Legal disclaimer : oui, je sais, je reprends le thème du Paris Web de cette année, mais pourtant je parle de ce que j'ai vu lors du Capitole du Libre. Toute ressemblance avec le calendrier Maya, etc…
Il y a 6 années, j'avais écrit un pamphlet « La seconde guerre du web n'aura pas lieue ». J'imaginai un monde où MSIE avait tué tous les autres navigateurs.
Le week-end dernier, pour le Capitole Du Libre, j'ai passé une petite soirée avec un téléphone équipé du système d'exploitation Boot2Gecko, celui qui deviendra FirefoxOS. Une belle visite guidée grâce à l'ex-speakerine Paul Rouget.
Trilogie de Queue-De-Renard-Agile, samedi dernier à l'N7, accompagné de son téléphone magique
Ce téléphone est un work in progress. Les fonctions techniques seront théoriquement figées le 15 Janvier, après une année de développement intensive. L'interface n'est peut-être pas définitive. Entre nous, je ne publie pas de vidéos parce qu'il faut la voir en action. Parce que…

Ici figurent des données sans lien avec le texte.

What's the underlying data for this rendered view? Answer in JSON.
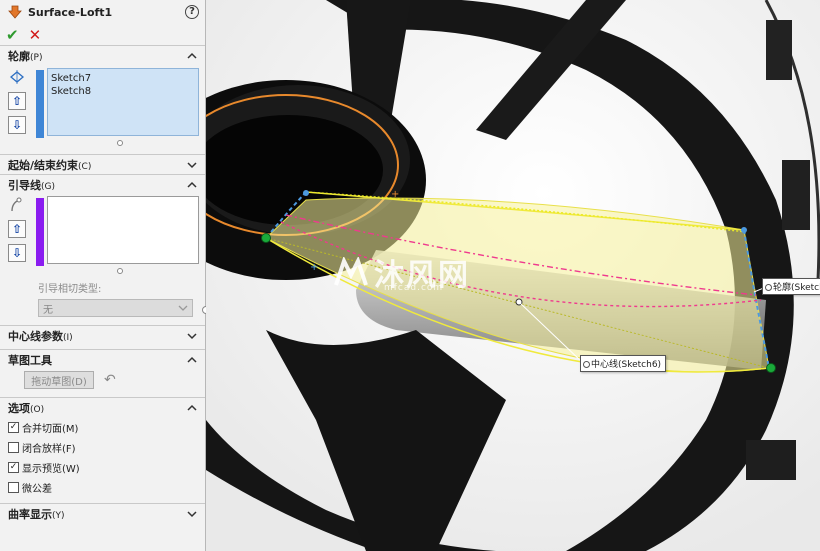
{
  "feature": {
    "title": "Surface-Loft1",
    "help": "?"
  },
  "actions": {
    "ok": "✔",
    "cancel": "✕"
  },
  "sections": {
    "profiles": {
      "title": "轮廓",
      "mnemonic": "(P)",
      "items": [
        "Sketch7",
        "Sketch8"
      ]
    },
    "start_end": {
      "title": "起始/结束约束",
      "mnemonic": "(C)"
    },
    "guides": {
      "title": "引导线",
      "mnemonic": "(G)",
      "items": [],
      "tangency_label": "引导相切类型:",
      "tangency_value": "无"
    },
    "centerline": {
      "title": "中心线参数",
      "mnemonic": "(I)"
    },
    "sketch_tools": {
      "title": "草图工具",
      "drag_button": "拖动草图(D)"
    },
    "options": {
      "title": "选项",
      "mnemonic": "(O)",
      "checks": [
        {
          "label": "合并切面(M)",
          "checked": true
        },
        {
          "label": "闭合放样(F)",
          "checked": false
        },
        {
          "label": "显示预览(W)",
          "checked": true
        },
        {
          "label": "微公差",
          "checked": false
        }
      ]
    },
    "curvature": {
      "title": "曲率显示",
      "mnemonic": "(Y)"
    }
  },
  "viewport": {
    "callout_centerline": "中心线(Sketch6)",
    "callout_profile": "轮廓(Sketch",
    "watermark": "沐风网",
    "watermark_url": "mfcad.com"
  },
  "colors": {
    "profile_bar": "#3f86d6",
    "guide_bar": "#8a1cf0",
    "list_selected": "#cfe3f6",
    "loft_surface": "#f7f29a",
    "model": "#1b1b1b"
  }
}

C'est juste bluffant. Toutes les fonctions d'un smartphone gérées par un navigateur, intégralement en HTML, CSS, événements DOM et Javascript. Bien au-delà des promesses du Windows Mobile sur le premier smartphone présenté par Microsoft il y a 10 ans. Accompagné d'applications qui sont elles aussi des pages web, complètement fonctionnelles en mode offline. De la gestion de tous les registres du SMS à la radio FM, de l'itinérance réseau au double appel en passant par la sonnerie. Encore plus dingue, tout ce système repose uniquement sur des spécifications ouvertes que n'importe quel autre navigateur peut reprendre librement dès aujourd'hui. Oui, le mobile devient ENFIN un système bricolable.
J'en suis encore sidéré.
Ce qui me sidère encore plus, c'est le nombre incrédulifiant d'interlocuteurs « de la profession » qui ne le voient pas. Ou alors, quand ils le voient, oups… Vous savez, le genre à se vanter à longueur de plaquettes qu'ils ont « le numérique dans leur ADN », et puis dans les faits, pfuiitt…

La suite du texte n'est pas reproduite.